I’ve avidly started following the blog 365 Days of Kindness, because, if for no other reason, the subtitle states, “BECAUSE THE WORLD COULD USE ONE LESS ASSHOLE.” Preach, sister. Seriously though, her blog is really cool, and gives me little inspirations to be a better person; in turn, power to make the world a better place. If you’re not following it, well, you should. And if you’re reading this and don’t already, then you should follow us, too. Just sayin’.
I’d like to think I do small things on a daily basis that make the world a brighter place, but, the reality is this: I know some days I generally suck at being a human being. No seriously, I’m not trying to be self-deprecating here, I’m just being honest. Some days I’m so negative and nasty, I need to be reminded that it does no one any favors to be an asshole. So thank you 365 Days of Kindness writer.
The post Leave a $20 bill on the Sidewalk left it’s mark on me; my husband and I were in Burlington last week and we did a little shopping and had a lovely dinner. My husband was on a heated work call as we were walking back to the car and barely noticed any of the following: we passed a group of decently groomed and dressed men laughing with the sign “Hungry Hungry Hobos” in front of them. I smiled at the sign, and one of the men gave me a leering look. Frankly, it was a complete turnoff. We continued to walk. About two stores down, sitting on the edge of a step, was a young woman who looked to be college age or a bit older. While she was decently dressed, there were dirt stains on her body and her clothes – an indication that she was literally sleeping on the streets. Her sign said, “Practicing random acts of kindness and <3.” I smiled, and noticed a vacant, haunting look on her face, but proceeded to my car.
As my husband continued his phone call in the car, I sat watching her for a few minutes. It was the look on her face that tore into me – this was the look of something akin to lost, desperate, complete sadness, and perhaps hopelessness. I can’t really say. It wasn’t a practiced or contrived look, but a genuinely bleak look. I only had a $20 bill in my purse and I went up to her, stuck the bill under her hand and squeezed it. She looked at the bill, up at me, and smiled so brightly, and said, “Thank you so much!” I literally had to run away. I could barely hold myself together in the car, and thankfully, my husband was so wrapped up in the end of his call he didn’t notice me turning my head wiping my tears.
It ripped me apart, the thought – to be her… I’m surrounded by family, a home, general happiness, and things, and, well, if I’d have had a $100 or even a $500 bill in my purse, I’m pretty sure I’d have stuck that in her hand that night.
I tested for my yellow belt last week, and noticed one of the other members didn’t have shin guards for his test. By the stage of testing, you should have the equipment needed, so it struck me as curious that he still didn’t have any. I approached one of the coaches today in the office, and very quietly asked if this student still needed shin guards. She was busy, but stopped to look up at me. Her face softened, and she said, “Yes, he’s going through some difficulties and we’re trying to work with him.”
“I’ve got it,” I said.
She drew in a breath, smiled, and said, “That’s very kind of you. Are you sure?”
I looked at her and simply stated, “There have been so many people who’ve stepped forward to help me when times were tough, I want to pay it forward as often as possible.” She said she’d give me a discount, but I told her that was unnecessary; I wanted to do this and didn’t want to shortchange the school.

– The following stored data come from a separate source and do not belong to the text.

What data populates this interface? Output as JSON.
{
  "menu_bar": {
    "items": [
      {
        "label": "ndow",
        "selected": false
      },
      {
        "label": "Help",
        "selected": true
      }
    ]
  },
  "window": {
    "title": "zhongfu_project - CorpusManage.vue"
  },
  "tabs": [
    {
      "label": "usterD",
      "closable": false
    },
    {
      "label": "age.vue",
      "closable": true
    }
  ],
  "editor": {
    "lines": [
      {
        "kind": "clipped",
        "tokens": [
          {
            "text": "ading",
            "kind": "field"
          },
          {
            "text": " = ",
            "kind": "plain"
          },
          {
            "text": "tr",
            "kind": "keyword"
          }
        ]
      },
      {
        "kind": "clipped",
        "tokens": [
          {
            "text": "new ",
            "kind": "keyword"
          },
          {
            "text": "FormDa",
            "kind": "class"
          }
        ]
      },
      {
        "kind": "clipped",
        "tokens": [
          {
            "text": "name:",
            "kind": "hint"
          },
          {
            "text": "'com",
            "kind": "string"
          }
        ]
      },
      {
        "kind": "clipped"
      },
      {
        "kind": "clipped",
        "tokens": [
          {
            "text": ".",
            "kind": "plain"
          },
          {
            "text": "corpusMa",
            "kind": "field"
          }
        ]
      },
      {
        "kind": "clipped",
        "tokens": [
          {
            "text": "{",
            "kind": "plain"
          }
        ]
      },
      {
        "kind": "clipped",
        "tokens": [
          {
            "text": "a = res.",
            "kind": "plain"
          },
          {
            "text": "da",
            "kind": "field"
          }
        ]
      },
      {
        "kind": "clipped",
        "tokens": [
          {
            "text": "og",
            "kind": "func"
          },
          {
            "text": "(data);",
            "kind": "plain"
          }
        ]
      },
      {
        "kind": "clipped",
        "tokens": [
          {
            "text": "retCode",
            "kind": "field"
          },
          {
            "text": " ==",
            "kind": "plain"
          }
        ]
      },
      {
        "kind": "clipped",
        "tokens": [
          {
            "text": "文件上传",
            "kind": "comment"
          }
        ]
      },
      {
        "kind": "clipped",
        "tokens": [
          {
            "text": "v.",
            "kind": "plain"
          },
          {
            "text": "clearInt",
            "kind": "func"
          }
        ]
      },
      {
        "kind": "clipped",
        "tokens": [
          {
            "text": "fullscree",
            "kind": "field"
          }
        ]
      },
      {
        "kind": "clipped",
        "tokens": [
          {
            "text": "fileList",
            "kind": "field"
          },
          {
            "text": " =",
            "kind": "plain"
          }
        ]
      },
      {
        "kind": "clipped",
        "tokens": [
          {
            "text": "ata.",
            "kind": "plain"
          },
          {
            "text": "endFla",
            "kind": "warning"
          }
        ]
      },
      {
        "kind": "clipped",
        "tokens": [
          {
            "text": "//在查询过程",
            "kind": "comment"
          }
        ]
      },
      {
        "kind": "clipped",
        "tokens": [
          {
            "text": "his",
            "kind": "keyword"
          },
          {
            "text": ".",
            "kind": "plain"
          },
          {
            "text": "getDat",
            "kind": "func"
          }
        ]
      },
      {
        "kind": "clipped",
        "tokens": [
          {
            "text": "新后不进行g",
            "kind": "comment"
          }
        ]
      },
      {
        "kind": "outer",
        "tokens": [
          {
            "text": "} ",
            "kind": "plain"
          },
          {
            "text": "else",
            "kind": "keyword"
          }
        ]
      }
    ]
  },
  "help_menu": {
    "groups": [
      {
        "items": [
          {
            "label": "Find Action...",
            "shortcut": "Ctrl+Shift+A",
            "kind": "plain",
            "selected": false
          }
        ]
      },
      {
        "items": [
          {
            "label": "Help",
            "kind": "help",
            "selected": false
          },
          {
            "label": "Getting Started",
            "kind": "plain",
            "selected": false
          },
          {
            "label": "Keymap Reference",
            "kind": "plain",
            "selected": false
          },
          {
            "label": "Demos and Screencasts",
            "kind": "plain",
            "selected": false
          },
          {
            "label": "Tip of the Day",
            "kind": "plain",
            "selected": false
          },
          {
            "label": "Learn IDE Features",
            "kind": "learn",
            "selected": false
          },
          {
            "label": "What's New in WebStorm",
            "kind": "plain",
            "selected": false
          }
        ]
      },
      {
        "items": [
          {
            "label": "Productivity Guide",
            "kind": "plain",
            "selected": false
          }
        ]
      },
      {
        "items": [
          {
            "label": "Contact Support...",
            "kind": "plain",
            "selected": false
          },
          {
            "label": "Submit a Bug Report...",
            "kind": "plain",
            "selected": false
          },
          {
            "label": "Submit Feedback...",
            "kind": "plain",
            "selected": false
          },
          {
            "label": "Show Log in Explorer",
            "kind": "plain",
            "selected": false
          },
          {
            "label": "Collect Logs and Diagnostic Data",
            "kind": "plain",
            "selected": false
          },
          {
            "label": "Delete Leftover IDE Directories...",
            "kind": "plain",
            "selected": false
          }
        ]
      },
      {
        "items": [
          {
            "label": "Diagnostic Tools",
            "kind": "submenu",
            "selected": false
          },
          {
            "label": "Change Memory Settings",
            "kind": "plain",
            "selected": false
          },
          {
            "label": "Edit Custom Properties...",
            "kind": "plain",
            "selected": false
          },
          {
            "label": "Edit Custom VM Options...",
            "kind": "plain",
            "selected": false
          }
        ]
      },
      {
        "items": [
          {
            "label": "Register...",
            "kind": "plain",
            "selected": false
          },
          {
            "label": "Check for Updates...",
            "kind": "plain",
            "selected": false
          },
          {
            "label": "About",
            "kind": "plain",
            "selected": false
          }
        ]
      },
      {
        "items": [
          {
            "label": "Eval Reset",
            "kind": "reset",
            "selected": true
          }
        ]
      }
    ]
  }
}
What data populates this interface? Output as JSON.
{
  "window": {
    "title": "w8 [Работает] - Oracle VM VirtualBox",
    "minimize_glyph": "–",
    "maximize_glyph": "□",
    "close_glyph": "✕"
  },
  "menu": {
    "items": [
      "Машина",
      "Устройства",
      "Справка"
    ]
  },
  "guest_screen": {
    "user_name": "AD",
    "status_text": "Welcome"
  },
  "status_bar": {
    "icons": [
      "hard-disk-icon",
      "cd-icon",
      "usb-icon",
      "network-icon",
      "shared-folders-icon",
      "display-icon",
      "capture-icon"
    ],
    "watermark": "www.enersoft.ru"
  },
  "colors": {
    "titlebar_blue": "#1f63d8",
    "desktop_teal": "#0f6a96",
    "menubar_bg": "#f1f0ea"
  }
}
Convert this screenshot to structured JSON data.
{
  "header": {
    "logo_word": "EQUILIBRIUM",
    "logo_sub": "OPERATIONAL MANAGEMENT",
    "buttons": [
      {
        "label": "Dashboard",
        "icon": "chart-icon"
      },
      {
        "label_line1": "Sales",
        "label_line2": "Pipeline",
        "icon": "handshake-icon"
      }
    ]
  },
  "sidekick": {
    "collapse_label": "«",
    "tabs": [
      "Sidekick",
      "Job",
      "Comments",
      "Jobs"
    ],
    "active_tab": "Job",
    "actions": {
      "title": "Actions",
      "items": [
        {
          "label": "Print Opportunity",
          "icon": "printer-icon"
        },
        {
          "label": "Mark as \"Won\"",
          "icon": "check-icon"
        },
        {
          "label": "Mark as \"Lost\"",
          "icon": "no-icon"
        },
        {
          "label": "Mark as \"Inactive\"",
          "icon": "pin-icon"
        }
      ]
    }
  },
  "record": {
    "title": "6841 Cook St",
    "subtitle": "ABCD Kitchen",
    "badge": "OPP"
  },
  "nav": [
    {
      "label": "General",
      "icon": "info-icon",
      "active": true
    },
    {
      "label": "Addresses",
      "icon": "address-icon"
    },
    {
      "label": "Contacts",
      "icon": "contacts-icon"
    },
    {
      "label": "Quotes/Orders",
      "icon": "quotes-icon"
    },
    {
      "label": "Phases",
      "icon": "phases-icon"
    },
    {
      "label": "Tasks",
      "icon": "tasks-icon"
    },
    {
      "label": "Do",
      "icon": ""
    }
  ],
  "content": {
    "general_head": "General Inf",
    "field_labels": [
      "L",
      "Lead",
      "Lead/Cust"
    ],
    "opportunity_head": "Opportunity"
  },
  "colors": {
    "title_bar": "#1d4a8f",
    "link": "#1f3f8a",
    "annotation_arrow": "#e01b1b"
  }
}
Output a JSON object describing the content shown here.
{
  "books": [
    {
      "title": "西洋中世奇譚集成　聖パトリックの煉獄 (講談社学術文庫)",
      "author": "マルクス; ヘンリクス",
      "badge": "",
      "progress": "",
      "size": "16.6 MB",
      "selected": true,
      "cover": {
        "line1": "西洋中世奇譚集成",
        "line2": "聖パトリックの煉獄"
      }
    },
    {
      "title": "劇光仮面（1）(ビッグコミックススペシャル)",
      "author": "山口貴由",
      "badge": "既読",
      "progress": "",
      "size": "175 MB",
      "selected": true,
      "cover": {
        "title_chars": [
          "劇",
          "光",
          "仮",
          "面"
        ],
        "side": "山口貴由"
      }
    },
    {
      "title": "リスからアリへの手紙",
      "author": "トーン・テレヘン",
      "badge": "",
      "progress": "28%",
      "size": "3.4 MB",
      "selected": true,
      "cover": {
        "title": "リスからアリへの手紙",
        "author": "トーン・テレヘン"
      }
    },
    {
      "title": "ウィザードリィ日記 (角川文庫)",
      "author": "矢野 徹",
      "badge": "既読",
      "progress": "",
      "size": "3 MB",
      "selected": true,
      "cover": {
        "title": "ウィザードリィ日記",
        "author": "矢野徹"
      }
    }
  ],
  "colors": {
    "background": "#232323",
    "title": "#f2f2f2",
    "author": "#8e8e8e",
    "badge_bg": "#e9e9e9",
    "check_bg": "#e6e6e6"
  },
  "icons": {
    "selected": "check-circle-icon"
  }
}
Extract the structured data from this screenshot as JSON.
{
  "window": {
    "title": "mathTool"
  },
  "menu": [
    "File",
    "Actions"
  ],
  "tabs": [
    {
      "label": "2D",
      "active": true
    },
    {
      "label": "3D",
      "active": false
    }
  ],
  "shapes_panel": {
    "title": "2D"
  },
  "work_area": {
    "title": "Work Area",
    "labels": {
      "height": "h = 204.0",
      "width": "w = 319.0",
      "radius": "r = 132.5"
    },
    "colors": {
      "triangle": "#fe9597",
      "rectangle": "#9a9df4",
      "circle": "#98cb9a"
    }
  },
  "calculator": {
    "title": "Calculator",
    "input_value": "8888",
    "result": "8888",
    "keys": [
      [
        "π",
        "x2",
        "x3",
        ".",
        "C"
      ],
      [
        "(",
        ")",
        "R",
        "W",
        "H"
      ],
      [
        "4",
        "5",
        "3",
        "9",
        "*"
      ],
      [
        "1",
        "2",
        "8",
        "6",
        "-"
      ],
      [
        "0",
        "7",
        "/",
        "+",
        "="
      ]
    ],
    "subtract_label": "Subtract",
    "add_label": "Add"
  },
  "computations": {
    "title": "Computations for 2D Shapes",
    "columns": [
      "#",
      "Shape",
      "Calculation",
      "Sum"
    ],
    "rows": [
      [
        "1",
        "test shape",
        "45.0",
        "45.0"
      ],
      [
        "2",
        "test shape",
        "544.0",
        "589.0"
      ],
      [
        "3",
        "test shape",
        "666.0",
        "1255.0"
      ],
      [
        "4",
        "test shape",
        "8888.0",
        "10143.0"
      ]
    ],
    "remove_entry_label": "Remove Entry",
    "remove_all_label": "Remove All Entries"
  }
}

She insisted.
Her final question, “Do you want him to know this is from you?”
Me, “No. Just say it’s a gift.”
“You know he’s going to pester the hell out of me for the next month to find out who did this,” she said.
Now, I wholeheartedly understand both these instances involve money, and I’m in a position where the money given doesn’t set me back. Money isn’t the point here. If someone helps you in a time of need – whether it’s financial or not – realize most people are doing what they’re doing because they can, but more importantly, because they want to. Simply put, most people don’t want anything more than your happiness, even if you’re a total stranger to them. Thank them, but don’t try to pay them back. Express your gratitude by paying it forward and making the world a better place for another person.
I’m reminded of a quote from E.M. Forster‘s
“For a wonderful physical tie binds the parents to the children; and—by some sad, strange irony—it does not bind us children to our parents. For if it did, if we could answer their love not with gratitude but with equal love, life would lose much of its pathos and much of its squalor, and we might be wonderfully happy.”
These words have stuck with me since college when I read this book. The whole parent thing is another beast for me – like therapy beast kinda thing.
…answer…love not with gratitude but with equal love…we might be wonderfully happy.